Les jeunes TJ ont-ils la Foi ?

Chez les TJ, tout tourne autour de cette notion subjective et intérieure : la FOI. Un élément qu’on ne peut, disent-ils, influencer. Quelque chose qui vient du plus profond de l’être, comme une lumière déposée dans le cœur par le Créateur.
La grande majorité des jeunes TJ, affirmons le en toute certitude, n’a pas la foi. C’est heureux, cela signifie que tout n’est pas perdu.
Mais ce qui se trouve à la place de cette foi est tout aussi inquiétant : ce n’est souvent que la recherche effrénée des plaisirs (de la chère et de la chair), cela même dont on prêche les vices à longueur de réunions.
Certains, à peine sorti de réunions où deux heures durant, on a répété combien Dieu déteste le tabac et l’alcoolisme, combien il souhaite que le mariage soit respecté, s’empressent d’aller acheter quelques « bonnes bouteilles » et paquets de cigarettes et de courir draguer très vite n’importe qui.
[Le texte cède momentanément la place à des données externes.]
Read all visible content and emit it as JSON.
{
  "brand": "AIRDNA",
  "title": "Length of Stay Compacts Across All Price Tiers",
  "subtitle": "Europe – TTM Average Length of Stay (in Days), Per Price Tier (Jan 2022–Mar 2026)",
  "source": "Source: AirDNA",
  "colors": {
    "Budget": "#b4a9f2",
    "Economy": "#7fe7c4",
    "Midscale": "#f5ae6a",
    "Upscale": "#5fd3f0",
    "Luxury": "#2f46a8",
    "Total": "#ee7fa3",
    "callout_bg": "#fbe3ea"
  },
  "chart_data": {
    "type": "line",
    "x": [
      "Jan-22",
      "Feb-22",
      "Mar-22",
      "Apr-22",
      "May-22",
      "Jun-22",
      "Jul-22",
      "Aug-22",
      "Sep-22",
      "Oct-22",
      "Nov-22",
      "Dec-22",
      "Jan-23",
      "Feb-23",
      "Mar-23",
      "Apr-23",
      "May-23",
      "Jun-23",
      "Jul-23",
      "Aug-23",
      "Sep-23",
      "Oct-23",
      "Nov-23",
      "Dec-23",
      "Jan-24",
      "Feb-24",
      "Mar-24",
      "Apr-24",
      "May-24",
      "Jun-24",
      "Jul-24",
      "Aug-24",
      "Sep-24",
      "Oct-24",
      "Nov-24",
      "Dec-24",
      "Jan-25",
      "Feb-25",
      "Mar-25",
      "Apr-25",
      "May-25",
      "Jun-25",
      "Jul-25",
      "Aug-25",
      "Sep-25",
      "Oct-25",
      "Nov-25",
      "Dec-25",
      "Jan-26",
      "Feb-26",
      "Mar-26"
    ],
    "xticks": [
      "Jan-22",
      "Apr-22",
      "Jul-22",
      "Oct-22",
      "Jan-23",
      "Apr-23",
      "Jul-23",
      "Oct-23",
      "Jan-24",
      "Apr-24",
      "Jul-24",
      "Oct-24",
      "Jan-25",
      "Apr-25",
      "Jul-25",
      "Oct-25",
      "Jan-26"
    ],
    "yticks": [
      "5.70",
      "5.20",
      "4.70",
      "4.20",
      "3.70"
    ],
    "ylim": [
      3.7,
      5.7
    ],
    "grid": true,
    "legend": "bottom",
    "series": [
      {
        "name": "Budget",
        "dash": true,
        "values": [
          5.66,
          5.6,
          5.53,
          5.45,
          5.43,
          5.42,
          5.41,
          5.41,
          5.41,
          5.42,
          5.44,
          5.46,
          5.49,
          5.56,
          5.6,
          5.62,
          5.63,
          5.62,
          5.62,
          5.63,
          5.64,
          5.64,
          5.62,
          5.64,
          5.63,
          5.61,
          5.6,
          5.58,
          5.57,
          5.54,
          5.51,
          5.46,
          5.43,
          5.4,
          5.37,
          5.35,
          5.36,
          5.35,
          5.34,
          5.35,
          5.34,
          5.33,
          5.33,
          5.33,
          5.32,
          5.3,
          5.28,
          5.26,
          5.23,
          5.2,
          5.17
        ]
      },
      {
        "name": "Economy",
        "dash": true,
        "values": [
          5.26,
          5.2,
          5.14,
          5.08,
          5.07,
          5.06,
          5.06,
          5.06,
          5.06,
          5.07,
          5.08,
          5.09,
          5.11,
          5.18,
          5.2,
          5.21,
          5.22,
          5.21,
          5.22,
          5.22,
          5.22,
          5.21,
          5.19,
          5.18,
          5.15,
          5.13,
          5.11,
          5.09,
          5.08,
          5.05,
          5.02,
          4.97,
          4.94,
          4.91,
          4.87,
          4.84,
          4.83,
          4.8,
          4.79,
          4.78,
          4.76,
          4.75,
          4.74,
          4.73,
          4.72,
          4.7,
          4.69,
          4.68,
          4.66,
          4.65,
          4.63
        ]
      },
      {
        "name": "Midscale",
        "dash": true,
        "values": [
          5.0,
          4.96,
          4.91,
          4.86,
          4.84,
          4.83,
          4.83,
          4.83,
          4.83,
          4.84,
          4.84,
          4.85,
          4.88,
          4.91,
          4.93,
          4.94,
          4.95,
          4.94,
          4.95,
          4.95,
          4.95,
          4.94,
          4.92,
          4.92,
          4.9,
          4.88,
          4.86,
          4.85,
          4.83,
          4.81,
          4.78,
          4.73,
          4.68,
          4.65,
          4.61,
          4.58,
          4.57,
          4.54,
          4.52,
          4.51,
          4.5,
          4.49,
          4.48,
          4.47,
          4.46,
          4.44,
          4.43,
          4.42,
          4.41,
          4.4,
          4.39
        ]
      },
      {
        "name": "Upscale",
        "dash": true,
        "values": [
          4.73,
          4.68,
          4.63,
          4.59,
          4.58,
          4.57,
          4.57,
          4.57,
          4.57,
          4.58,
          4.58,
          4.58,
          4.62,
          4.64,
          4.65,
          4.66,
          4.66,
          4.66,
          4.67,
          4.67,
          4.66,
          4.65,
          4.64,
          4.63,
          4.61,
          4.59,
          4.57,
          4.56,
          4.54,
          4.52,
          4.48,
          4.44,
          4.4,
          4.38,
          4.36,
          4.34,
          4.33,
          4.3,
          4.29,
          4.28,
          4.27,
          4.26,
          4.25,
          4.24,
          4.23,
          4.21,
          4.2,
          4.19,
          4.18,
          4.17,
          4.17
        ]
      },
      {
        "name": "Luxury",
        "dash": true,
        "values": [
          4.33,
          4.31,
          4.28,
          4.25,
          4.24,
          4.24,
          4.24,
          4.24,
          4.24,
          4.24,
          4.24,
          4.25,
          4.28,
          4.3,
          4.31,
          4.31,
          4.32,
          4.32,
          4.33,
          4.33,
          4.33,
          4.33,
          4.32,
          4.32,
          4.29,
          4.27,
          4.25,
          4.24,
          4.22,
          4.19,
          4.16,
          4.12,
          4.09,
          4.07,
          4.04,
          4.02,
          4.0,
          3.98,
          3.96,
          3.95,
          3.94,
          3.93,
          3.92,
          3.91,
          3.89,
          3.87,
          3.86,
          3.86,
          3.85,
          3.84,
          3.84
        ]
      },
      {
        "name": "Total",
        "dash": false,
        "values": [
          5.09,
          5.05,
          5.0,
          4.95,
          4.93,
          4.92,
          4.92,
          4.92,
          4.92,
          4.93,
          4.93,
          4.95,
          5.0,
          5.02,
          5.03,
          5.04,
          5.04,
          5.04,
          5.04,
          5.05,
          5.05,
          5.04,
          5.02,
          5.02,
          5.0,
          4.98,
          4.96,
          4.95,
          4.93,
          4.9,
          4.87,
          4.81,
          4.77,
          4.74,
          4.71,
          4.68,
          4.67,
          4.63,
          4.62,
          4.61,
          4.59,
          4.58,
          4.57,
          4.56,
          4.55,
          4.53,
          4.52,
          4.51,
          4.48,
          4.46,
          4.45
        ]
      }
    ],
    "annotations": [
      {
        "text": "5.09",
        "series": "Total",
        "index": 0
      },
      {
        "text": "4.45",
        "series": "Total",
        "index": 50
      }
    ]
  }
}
L’attrait de l’interdit, vieux comme le monde, marche toujours aussi bien. Anachronisme suprenant, alors que partout ailleurs, il est interdit d’interdire.
Une minorité des jeunes TJ, essentiellement féminine, a une approche nettement plus respectueuse du mode de vie inculqué par leurs parents. Ils ont une haute idée des comptes qu’elle doit rendre, à travers les parents, à Dieu. Ils lisent les écrits diffusés en interne avec assiduité, si pas avec intérêt. Ils ont déférence et crédulité envers les plus âgés, les plus expérimentés dans le domaine religieux, et, parallèlement, intolérance et méfiance envers tout ce qui vient de l’extérieur.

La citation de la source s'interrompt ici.